Charles Perrault’s Little Red Riding Hood


Although we can fill in the gaps left by Perrault’s version of Little Red Riding
Hood, this is simply because most of us have heard another version. If we had read
Perrault’s version first, we would be left confused and without a complete story.
There are multiple features of classic fiction that are simply left out of this telling of
the familiar story.
One major part of this retelling is the missing character descriptions. We
learn almost nothing about Little Red Riding Hood from the description Perrault
provides. We learn only that she is beautiful and loved by both her mother and
grandmother. We have no idea about her age, appearance, personality
characteristics, or any other important features about the girl in the red hood.
Another character we learn almost nothing about is the wolf. The character is not
described or introduced, leaving us unsure exactly why the wolf wanted to eat the
little girl and her grandmother in the first place. No descriptions of the wolf’s
character provide any insight about what will happen in the story, simply because
there are none.
Another major feature that this story is missing is figurative, descriptive
language. This could be because of multiple re-tellings and loss of detail over time.
However, Perrault could have easily added detail to his story that would have made
the characters, setting, and plot come alive. Some descriptions of the setting and
characters could draw in readers and take them through the woods with Little Red
Riding Hood on her journey to her grandmother’s house.
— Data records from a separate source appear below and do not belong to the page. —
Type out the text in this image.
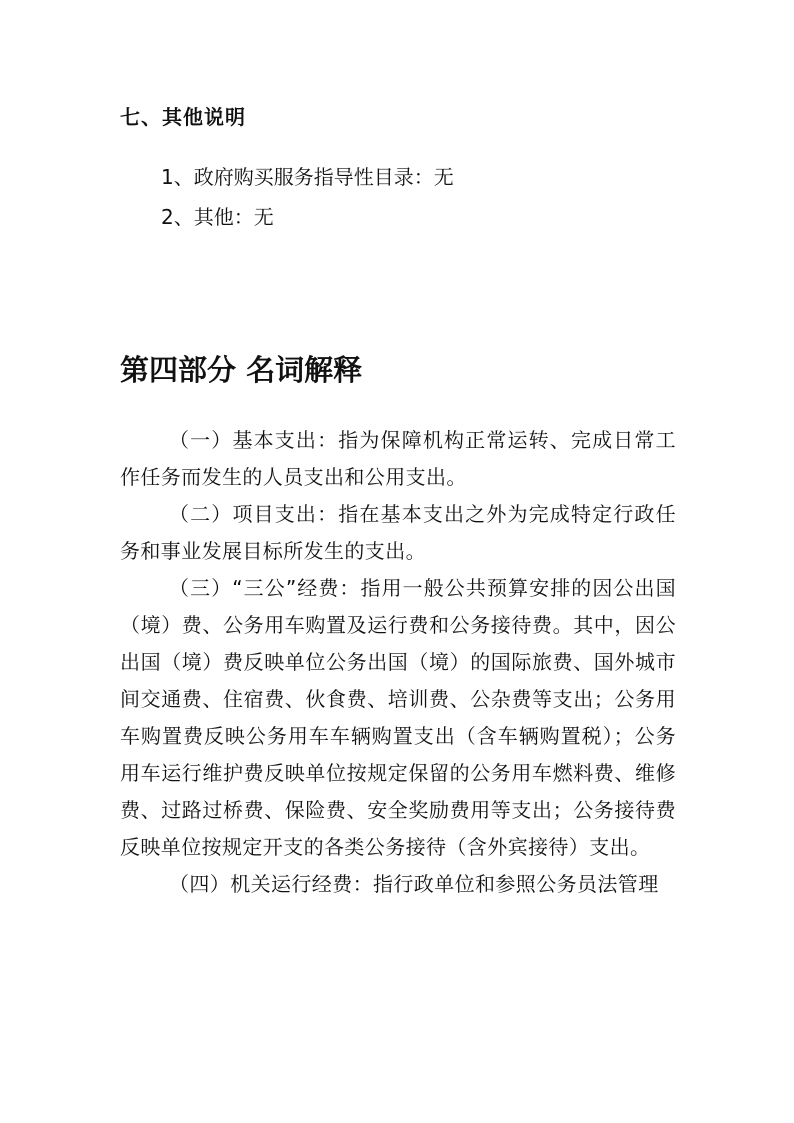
七、其他说明
1、政府购买服务指导性目录：无
2、其他：无
第四部分 名词解释

（一）基本支出：指为保障机构正常运转、完成日常工作任务而发生的人员支出和公用支出。

（二）项目支出：指在基本支出之外为完成特定行政任务和事业发展目标所发生的支出。

（三）“三公”经费：指用一般公共预算安排的因公出国（境）费、公务用车购置及运行费和公务接待费。其中，因公出国（境）费反映单位公务出国（境）的国际旅费、国外城市间交通费、住宿费、伙食费、培训费、公杂费等支出；公务用车购置费反映公务用车车辆购置支出（含车辆购置税）；公务用车运行维护费反映单位按规定保留的公务用车燃料费、维修费、过路过桥费、保险费、安全奖励费用等支出；公务接待费反映单位按规定开支的各类公务接待（含外宾接待）支出。

（四）机关运行经费：指行政单位和参照公务员法管理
Perrault’s version of the popular fairy tale lacks a one element that other
versions provide- a resolution. The conflict, or the desire of the wolf to eat the little
girl, is resolved in other versions, such as the Grimm brothers’, where both
Grandmother and Little Red remain unharmed. The conflict and resolution of the
Grimm brothers are both engaging and reassuring, where as Perrault’s version
leaves granny and Little Red eaten by the wolf, causing a lack of sense of completion
and wholeness from the story. No one wants to see the bad guy win, and having the
characters that are most appealing to the audience killed off leaves a sense of
incompletion and possibly even confusion or dissatisfaction.
While there are many aspects that leave the reader of Perrault’s version of
Little Red Riding Hood with a feeling of an incomplete story, I feel that the ones I
listed were what impacted by feeling about the story. There are many aspects of the
story that could be changed to fit our ideas of what fiction should provide.